But the speaker, Anthony Alexander, the chief executive of FirstEnergy Corp., offered a vigorous defense of that 20th century invention nuclear power. And he was even more adamant about the value of the 19th century's key energy source coal.
In this century, power companies are facing "far more intrusive and disruptive" interference from government than ever before, Alexander said Tuesday. The Chamber event came in advance of Thursday's Senate Energy Committee hearing on the reliability of the electric grid.
Alexander heads the Akron-based holding company that can trace its lineage to the 1893 founding of Akron Electric Light and Power Co.
Unlike the past, "electricity is under attack in our country," he said. "I believe state and federal policymakers are manipulating the supply and demand and distorting markets for electricity to further advance the 'war on coal,'" he said.
Alexander said energy efficiency, renewable power, distributed generation, micro grids, roof-top solar and demand reduction may play "some role" in the future, but "they are not substitutes for what has worked."
What works are the 19th and 20th centuries' "real generating assets such as coal, nuclear and natural gas," he said.

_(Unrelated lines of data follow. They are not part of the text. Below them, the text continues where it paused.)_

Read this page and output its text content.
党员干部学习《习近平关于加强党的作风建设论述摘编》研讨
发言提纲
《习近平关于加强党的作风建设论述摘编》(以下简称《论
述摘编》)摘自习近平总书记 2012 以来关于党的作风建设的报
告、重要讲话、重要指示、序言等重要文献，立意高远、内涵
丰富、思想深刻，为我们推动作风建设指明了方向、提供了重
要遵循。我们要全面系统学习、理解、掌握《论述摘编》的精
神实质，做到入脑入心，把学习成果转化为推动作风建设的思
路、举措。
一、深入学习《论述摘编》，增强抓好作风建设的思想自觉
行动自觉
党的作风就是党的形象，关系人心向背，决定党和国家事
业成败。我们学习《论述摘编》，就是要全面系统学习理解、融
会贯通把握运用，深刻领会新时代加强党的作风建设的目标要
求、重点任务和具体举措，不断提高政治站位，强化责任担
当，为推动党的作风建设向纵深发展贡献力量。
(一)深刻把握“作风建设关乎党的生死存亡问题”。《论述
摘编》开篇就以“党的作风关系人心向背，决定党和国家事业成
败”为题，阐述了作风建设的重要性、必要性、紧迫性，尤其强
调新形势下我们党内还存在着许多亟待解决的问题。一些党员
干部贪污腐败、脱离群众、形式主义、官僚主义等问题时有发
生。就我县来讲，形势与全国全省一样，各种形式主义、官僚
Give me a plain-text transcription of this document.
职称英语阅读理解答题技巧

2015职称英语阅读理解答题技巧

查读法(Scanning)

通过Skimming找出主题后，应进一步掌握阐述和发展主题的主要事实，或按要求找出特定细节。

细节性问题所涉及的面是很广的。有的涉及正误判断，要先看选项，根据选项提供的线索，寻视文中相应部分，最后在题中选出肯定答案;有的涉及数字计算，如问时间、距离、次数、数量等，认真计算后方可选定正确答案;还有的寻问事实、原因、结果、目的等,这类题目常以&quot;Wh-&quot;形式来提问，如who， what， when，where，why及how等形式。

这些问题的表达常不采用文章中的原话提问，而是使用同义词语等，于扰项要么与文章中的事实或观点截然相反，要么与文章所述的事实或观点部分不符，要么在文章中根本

On Thursday, Cheryl Roberto of the Environmental Defense Fund, will testify at the Senate hearing. In her prepared remarks, she plans to say that "the electricity systems we built in the last century, and the regulations that govern them, are no longer adequate either to ensure reliability, or to accommodate the rapid changes in technology, consumer needs, environmental standards, or the changing marketplace."